Ayrıca genel kanunlar hakkında bilgi sahibi olmaksızın olayları ayrı ayrı analiz etme çabaları da zamanı boşa harcamaktan başka bir şey değildir. En basit olayı bile analiz etmeden insan, ‘kayıt’ yolu ile yeterli miktar malzemeyi toplamalıdır. ‘Kayıt’, yani belli bir anda, neyin meydana geldiğinin doğrudan doğruya gözlemlenmesinin sonucu, kendi kendini inceleme çalışmasında en önemli malzemedir. Belli sayıda ‘kayıt’ yapılıp toplandığında ve aynı zamanda kanunlar, belli bir dereceye kadar incelenip anlaşıldığında, analiz mümkün olur.
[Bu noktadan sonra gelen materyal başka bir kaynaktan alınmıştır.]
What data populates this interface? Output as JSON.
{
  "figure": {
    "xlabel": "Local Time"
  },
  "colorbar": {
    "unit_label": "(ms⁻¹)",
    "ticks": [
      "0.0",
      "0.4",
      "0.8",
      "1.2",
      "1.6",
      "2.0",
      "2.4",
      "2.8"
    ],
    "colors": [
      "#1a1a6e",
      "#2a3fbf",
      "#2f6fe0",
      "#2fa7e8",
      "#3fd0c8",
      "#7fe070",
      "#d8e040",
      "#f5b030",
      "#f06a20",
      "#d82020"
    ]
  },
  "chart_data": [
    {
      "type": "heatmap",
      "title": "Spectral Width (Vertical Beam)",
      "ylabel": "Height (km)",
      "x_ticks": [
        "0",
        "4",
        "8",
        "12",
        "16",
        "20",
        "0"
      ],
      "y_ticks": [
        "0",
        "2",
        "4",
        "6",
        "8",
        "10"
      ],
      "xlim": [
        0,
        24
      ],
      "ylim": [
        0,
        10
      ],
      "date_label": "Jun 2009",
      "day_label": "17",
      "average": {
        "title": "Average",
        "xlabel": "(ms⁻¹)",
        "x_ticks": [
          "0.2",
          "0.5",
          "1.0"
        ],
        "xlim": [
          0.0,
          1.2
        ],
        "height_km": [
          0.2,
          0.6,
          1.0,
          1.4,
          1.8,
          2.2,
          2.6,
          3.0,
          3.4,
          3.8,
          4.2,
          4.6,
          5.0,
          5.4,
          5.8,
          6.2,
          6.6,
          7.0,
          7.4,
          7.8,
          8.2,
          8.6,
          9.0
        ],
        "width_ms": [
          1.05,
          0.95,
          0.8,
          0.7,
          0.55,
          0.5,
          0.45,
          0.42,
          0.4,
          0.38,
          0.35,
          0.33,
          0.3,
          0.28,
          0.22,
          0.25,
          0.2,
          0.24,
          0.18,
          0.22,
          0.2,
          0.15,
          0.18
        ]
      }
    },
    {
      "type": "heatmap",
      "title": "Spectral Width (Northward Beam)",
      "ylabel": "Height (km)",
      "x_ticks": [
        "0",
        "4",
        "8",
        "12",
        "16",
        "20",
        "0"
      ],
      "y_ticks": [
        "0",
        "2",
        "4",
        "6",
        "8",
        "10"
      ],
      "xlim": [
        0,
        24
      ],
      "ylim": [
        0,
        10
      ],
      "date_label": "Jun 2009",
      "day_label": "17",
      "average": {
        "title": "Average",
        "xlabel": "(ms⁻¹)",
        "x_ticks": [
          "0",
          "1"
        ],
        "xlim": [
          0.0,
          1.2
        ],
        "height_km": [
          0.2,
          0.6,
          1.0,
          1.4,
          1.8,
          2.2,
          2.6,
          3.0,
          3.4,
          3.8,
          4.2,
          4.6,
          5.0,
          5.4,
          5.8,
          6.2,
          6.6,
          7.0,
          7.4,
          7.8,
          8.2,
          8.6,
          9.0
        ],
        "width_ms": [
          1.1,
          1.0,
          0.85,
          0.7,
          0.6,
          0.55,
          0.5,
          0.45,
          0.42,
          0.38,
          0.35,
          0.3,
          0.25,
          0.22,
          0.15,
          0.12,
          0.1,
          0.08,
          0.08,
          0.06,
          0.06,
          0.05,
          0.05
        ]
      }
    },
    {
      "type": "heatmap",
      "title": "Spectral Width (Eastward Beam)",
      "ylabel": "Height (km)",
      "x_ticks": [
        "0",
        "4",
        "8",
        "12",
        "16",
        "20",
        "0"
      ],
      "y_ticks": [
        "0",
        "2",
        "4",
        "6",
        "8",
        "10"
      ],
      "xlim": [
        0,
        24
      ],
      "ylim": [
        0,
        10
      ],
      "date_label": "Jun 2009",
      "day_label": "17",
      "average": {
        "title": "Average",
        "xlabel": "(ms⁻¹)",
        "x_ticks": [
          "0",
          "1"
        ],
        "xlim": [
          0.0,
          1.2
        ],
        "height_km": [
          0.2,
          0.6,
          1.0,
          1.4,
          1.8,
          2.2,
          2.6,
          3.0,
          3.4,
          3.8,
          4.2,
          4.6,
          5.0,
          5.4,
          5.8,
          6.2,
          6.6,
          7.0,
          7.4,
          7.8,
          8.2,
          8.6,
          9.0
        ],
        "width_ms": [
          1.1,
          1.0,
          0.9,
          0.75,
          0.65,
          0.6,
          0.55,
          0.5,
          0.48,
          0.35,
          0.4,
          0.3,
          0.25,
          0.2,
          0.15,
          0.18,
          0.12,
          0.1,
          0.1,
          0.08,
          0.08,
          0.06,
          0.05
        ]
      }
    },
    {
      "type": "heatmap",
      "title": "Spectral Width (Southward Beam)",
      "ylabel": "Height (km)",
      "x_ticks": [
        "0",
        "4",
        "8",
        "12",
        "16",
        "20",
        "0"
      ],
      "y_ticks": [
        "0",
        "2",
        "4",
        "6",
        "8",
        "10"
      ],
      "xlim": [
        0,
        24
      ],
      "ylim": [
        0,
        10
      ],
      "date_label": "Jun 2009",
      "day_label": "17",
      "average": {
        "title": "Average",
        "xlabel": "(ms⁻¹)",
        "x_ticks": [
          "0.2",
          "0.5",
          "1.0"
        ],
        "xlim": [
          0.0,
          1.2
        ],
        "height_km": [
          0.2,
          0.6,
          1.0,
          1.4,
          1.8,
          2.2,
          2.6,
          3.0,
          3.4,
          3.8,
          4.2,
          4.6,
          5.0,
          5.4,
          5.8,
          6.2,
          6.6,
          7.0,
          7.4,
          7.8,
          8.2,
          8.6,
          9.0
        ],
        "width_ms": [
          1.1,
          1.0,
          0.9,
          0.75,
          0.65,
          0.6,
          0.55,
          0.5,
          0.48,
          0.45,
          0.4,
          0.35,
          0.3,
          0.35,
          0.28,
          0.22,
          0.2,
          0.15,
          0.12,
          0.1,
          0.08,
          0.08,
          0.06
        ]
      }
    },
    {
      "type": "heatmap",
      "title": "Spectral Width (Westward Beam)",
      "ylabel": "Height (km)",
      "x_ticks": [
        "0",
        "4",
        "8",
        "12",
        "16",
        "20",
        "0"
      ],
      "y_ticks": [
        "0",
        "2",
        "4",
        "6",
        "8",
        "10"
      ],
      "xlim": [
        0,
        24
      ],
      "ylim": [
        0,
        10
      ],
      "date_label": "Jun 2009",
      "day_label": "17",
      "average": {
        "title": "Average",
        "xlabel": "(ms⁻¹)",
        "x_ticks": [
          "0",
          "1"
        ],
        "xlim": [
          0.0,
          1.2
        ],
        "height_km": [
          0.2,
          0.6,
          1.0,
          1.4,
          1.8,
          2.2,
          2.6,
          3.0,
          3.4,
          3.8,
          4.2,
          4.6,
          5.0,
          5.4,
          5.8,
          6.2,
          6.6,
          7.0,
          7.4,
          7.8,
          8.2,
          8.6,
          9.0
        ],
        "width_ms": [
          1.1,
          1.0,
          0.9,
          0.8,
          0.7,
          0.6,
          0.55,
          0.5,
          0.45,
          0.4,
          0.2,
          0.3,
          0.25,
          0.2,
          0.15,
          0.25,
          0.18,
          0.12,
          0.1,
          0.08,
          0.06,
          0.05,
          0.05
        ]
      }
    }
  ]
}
En baştan itibaren, gözlemleme veya ‘kayıt’, insan makinesine ait faaliyetin temel prensiplerinin anlaşılmasına dayalı olmalıdır. Bu prensipleri bilmeden, onları sürekli olarak zihinde tutmadan, kendi kendini gözlemleme doğru bir biçimde uygulanamaz. O halde, bütün insanların tüm yaşamları boyunca yaptıkları olağan kendi kendini gözlemleme, tamamen yararsızdır ve hiçbir yere götürmez.

 

Merkezlerin Gözlemlenmesi

 

Gözlemleme, fonksiyonların bölünmesi ile başlamalıdır. İnsan makinesinin bütün faaliyetleri, her biri kendi özel zihni veya ‘merkezi’ tarafından yönetilen, kesin bir biçimde tarif edilmiş dört gruba ayrılmıştır. Kendi kendini gözlemlerken insan, makinesinin dört temel fonksiyonunu birbirinden ayırt edebilmelidir: Düşünce, duygu, hareket ve içgüdü. İnsanın kendisinde gözlemlediği her olay, bu fonksiyonlardan ya birine ya da diğerine bağlıdır. Bundan dolayı, gözlemlemeye başlamadan önce, insan, fonksiyonların nasıl farklılaştıklarını, düşünce, duygu, hareket ve içgüdü faaliyetlerinin ne anlama geldiklerini anlamalıdır.

Gözlemleme, başlangıçtan itibaren başlamalıdır. Bütün eski deneyimler, bütün eski gözlemlerin sonuçları bir kenara bırakılmalıdır. Bunlar çok miktarda değerli malzeme içerebilirler ama bütün bu malzeme, gözlemlenen fonksiyonların yanlış bölünmesine dayalıdır ve kendisi de yanlış bölünmüş durumdadır. Bu nedenle, bu malzeme, kullanılamaz veya herhalde, kendi kendini inceleme çalışmasının başlangıcında kullanılamaz. Onun içerisindeki değerli kısımlar, uygun zamanda alınacak ve kullanılacaktır. Fakat bu işe yeni baştan başlamak gerekmektedir. İnsan, kendisini sanki hiç tanımıyormuş gibi, hiç gözlemlememiş gibi gözlemlemeye başlamalıdır.

Kendi kendini gözlemlemeye başladığında, belli zamanda gözlemlediği olayın hangi gruba, hangi merkeze ait olduğunu derhal saptamaya çalışmalıdır.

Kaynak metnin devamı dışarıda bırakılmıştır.